His fascination is exemplified in “Architecture in Music,” a photo series exploring depth and detail like never before. Among his subjects are a Fazioli grand piano, a rare, late-18th-century Lockey Hill cello, and a Burkart Elite 14k rose gold flute.
“We’re so familiar with the outside of these instruments that they can appear almost mundane,” Brooks explained. “But the inside reveals so much personality: the makers’ tool marks, repairs carried out through the centuries, and patina built up from decades of concerts in great halls and jazz lounges.
“I'd like people to recognize that, often, the instrument is just as important as the performer; in many cases, it’s the performer’s extraordinary privilege to handle these exquisite machines that have been passed through many generations of artists, each with their own hopes and dreams, successes and failures.
“I believe a little of each concert is preserved in every instrument, be it as small as a speck of dust,” he reflected.
It was when Brooks hired a foot-long, 24mm-wide Laowa probe lens for an unrelated commercial shoot in 2020 that he found its properties allowed him to explore tiny spaces; macro lenses of the past had always been limited by a narrow depth of field.
“When you see a photo with such a shallow focus, your brain immediately assumes it’s something small,” he explained. “I wondered what would happen if you could take a photo of a small space where everything was sharp, from front to back. Would it appear big? The answer to that was a resounding ‘yes.’”

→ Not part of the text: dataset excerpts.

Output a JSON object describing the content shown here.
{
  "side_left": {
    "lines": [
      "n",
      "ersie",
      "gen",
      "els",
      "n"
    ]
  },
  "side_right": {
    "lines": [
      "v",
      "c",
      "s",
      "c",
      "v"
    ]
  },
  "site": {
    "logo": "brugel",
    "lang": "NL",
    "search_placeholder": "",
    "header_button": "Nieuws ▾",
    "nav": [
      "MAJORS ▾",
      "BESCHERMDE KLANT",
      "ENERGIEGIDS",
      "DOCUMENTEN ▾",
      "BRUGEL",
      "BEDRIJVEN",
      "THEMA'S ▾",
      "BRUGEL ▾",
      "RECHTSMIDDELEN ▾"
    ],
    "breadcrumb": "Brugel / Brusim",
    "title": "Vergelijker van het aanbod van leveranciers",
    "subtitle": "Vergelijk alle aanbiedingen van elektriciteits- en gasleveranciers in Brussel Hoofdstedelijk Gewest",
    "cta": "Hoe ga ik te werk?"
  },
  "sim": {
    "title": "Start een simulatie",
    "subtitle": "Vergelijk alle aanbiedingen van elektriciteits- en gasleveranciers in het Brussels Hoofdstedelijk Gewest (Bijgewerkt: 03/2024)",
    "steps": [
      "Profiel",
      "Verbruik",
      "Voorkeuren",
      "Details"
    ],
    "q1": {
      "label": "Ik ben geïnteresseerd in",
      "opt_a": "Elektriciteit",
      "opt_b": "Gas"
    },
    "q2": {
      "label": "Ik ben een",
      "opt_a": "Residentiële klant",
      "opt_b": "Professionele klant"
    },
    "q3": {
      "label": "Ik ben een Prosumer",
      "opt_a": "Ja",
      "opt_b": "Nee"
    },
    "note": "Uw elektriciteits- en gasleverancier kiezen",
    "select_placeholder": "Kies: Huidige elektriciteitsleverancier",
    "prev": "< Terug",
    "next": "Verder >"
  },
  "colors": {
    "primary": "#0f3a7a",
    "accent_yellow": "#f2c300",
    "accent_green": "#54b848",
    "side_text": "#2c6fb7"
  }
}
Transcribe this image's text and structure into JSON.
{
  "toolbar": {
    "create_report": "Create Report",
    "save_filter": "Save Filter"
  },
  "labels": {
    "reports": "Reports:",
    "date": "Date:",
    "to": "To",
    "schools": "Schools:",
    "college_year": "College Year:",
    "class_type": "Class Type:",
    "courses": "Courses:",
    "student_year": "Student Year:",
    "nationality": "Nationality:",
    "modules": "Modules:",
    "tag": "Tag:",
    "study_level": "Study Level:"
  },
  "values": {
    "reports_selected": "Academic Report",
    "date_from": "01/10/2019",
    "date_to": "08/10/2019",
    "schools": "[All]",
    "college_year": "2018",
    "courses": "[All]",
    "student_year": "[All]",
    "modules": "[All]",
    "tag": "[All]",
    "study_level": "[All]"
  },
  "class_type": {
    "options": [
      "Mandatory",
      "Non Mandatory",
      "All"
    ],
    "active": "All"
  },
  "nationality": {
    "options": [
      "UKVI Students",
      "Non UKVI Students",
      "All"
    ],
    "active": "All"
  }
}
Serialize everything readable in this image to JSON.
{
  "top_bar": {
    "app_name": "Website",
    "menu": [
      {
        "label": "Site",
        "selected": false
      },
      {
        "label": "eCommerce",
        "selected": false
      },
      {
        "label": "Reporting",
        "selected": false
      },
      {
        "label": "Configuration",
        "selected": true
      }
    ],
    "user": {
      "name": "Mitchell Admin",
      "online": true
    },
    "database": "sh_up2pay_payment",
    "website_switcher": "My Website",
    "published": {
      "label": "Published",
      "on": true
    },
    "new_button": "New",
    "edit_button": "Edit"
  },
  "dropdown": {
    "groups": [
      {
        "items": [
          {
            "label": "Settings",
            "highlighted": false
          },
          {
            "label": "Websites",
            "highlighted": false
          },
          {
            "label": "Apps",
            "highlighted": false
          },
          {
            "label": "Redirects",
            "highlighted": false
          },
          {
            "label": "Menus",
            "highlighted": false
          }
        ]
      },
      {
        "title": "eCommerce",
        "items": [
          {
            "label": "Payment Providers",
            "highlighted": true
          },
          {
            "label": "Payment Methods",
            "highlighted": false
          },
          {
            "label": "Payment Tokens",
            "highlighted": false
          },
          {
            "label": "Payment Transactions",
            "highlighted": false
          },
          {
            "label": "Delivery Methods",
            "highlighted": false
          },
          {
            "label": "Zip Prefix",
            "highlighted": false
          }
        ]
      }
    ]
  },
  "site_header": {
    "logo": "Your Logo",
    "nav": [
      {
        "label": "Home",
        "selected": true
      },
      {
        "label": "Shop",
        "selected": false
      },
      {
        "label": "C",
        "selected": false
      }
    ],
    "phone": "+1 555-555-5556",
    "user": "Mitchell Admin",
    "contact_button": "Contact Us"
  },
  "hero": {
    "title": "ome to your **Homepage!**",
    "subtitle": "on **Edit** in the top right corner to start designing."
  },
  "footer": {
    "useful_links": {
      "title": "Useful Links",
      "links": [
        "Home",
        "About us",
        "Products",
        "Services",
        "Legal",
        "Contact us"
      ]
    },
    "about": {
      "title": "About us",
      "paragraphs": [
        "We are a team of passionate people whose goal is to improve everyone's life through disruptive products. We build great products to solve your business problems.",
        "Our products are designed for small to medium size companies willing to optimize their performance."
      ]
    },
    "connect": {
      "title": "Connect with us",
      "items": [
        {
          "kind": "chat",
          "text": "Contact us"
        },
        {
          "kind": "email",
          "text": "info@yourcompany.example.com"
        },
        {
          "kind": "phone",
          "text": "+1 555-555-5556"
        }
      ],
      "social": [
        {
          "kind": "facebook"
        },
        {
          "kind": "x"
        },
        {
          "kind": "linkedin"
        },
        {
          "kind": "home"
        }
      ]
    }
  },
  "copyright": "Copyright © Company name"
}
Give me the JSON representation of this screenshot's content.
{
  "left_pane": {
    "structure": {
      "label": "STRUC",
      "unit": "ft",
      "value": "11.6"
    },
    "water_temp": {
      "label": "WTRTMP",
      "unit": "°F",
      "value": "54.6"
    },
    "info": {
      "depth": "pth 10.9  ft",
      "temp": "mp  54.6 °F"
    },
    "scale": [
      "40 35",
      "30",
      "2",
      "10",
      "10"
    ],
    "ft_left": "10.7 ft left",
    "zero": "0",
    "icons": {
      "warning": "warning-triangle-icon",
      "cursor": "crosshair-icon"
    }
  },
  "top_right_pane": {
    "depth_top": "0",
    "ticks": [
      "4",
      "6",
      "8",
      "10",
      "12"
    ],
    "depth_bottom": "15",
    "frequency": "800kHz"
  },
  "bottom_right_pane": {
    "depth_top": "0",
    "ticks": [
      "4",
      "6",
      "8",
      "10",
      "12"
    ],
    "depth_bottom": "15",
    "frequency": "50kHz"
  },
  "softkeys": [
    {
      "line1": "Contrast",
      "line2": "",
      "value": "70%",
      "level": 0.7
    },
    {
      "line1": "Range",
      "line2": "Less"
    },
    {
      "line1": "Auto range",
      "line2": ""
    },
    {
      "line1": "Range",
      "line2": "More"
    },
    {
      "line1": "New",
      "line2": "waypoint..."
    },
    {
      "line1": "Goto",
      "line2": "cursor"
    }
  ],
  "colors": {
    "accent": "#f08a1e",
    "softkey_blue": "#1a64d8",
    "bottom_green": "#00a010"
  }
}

Brooks’s discovery opened up a brand-new perspective, yet he still had to compensate for the small aperture by compiling “dozens to hundreds” of individual shots of the instruments’ interiors, each frame focused slightly further away than the last. When looking at the blended result, he said, the brain simply assumes it is looking at a “cavernous space.”
Armed with his Lumix S1R camera, plus a “very clever software” called Helicon Focus, and PhotoShop software, Brooks shoots for up to four hours and can edit for days to achieve his desired results. He says he works with skilled technicians and luthiers to find ways to access instruments’ interiors without causing damage and has modified his lens by stripping away some of the external casing.
“For future shots, I’m experimenting with smaller cameras and other exotic glass that can be assembled and remotely controlled from inside the instruments themselves,” he said.
One of his most exciting moments in the “Architecture in Music” series occurred by accident when a client with whom he was shooting a saxophone suggested they look at a didgeridoo in the corner. “I expected to see the rough marks of stone tools, but was instead presented with an extraordinary alien tunnel full of wavy organic lines,” Brooks recalled. “It turns out that didgeridoos are not hollowed out by hand, but rather by termites!”
During Brooks’s 20-year hiatus from photography to focus on his music, the camera was never far from his side; from the borders of China and Kyrgystan to the forests of Patagonia, to the theaters and opera houses of Sao Paulo, there was always something beautiful to document.
When snapping the outdoors became more dangerous, Brooks turned his camera toward his fellow musicians in the Sao Paulo Symphony Orchestra. His fascination for finding hidden angles and spaces informs his portraiture, macrophotography, and a further passion—astrophotography—alike.
“To the photographers out there, I‘d say photograph what you love,” he advised others. “If you’re passionate enough about it, you’ll find your own unique view of the subject, and that can bring joy and fascination to everyone.”